Ana-I love my silpat baking mats for using instead of parchment paper or aluminum foil. I use them for cookies, breads, pizza, roasting veggies, garlic potato wedges, breaded chicken, anything wrapped in pastry, etc. I also use them when covering things in chocolate, to lay things on as the chocolate hardens instead of waxed paper. I get so much use out of them, and they are still in perfect shape. I think they will last a very long time and replace a lot of disposables!
For me, I use what my mother in law does. I rinse my produce as soon as I get it and let it dry on my dish rack. When its dry, I wrap it in a kitchen towel and store it in a casserole dish. Kale, romaine, chard, and spinach have all responded well to this. Herbs moderately so, and I have found better results putting them in water. I do think it has something to do with the humidity - you can try adjusting the humidity in your crisper (on my cheap fridge the 'humidity adjustment' is moving a plastic bar to reveal or conceal a hole through which the fridge air can get through.

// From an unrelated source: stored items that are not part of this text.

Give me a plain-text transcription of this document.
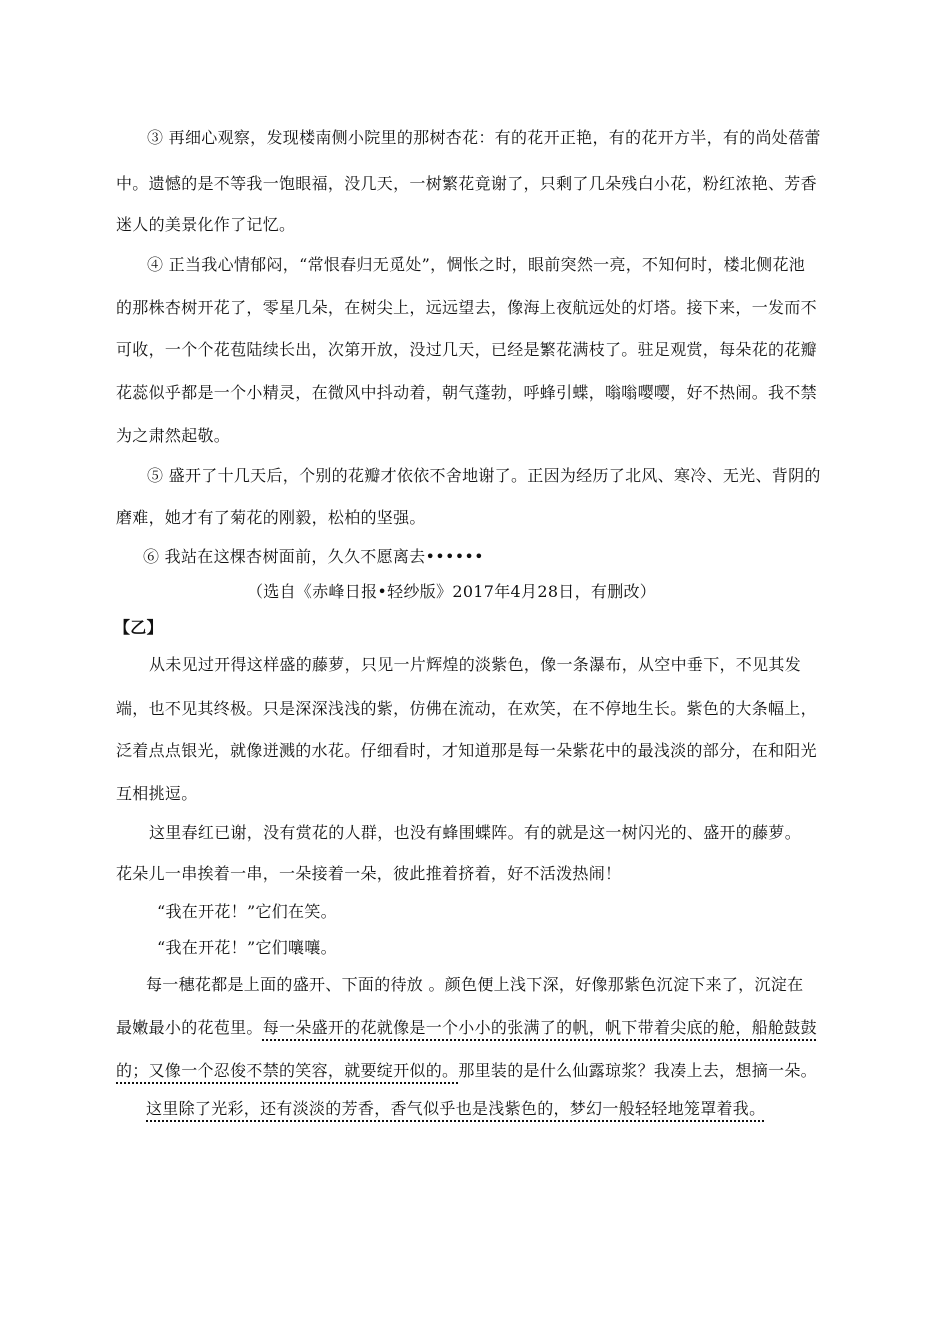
③ 再细心观察，发现楼南侧小院里的那树杏花：有的花开正艳，有的花开方半，有的尚处蓓蕾
中。遗憾的是不等我一饱眼福，没几天，一树繁花竟谢了，只剩了几朵残白小花，粉红浓艳、芳香
迷人的美景化作了记忆。
④ 正当我心情郁闷，“常恨春归无觅处”，惆怅之时，眼前突然一亮，不知何时，楼北侧花池
的那株杏树开花了，零星几朵，在树尖上，远远望去，像海上夜航远处的灯塔。接下来，一发而不
可收，一个个花苞陆续长出，次第开放，没过几天，已经是繁花满枝了。驻足观赏，每朵花的花瓣
花蕊似乎都是一个小精灵，在微风中抖动着，朝气蓬勃，呼蜂引蝶，嗡嗡嘤嘤，好不热闹。我不禁
为之肃然起敬。
⑤ 盛开了十几天后，个别的花瓣才依依不舍地谢了。正因为经历了北风、寒冷、无光、背阴的
磨难，她才有了菊花的刚毅，松柏的坚强。
⑥ 我站在这棵杏树面前，久久不愿离去••••••
（选自《赤峰日报•轻纱版》2017年4月28日，有删改）
【乙】
从未见过开得这样盛的藤萝，只见一片辉煌的淡紫色，像一条瀑布，从空中垂下，不见其发
端，也不见其终极。只是深深浅浅的紫，仿佛在流动，在欢笑，在不停地生长。紫色的大条幅上，
泛着点点银光，就像迸溅的水花。仔细看时，才知道那是每一朵紫花中的最浅淡的部分，在和阳光
互相挑逗。
这里春红已谢，没有赏花的人群，也没有蜂围蝶阵。有的就是这一树闪光的、盛开的藤萝。
花朵儿一串挨着一串，一朵接着一朵，彼此推着挤着，好不活泼热闹！
“我在开花！”它们在笑。
“我在开花！”它们嚷嚷。
每一穗花都是上面的盛开、下面的待放 。颜色便上浅下深，好像那紫色沉淀下来了，沉淀在
最嫩最小的花苞里。每一朵盛开的花就像是一个小小的张满了的帆，帆下带着尖底的舱，船舱鼓鼓
的；又像一个忍俊不禁的笑容，就要绽开似的。那里装的是什么仙露琼浆？我凑上去，想摘一朵。
这里除了光彩，还有淡淡的芳香，香气似乎也是浅紫色的，梦幻一般轻轻地笼罩着我。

Ok, I tried the bags too with no success. My bread suffered from freezer burn and then dried out on the counter in my wooden bread box. I think the fabric leeches the moisture from the bread. I have found the perfect solution for me - an old fashioned tin 2 TIER CAKE & PIE CARRIER! I keep my bread in the bottom cake compartment and rotate homemade cup cakes, cookies, biscuits , muffins, tortillas or pie ( shocking I know) in the top pie compartment. My bread and baked goods are now always perfect. I have a glass cake stand I reserve for glorious cake. I haven't solved the freezer issue so we only buy one loaf of bread for the kids school lunches and I pack dinner leftovers for myself and hubby as we have access to a microwave at work.
If it got hard (not stale) just warmer up in the oven. Just drizzle water over it and warm it up. Now if it is also stale...bird food or bread crumbs. My husband makes bread every once in a while. He makes a small loaf so it doesn't become waste.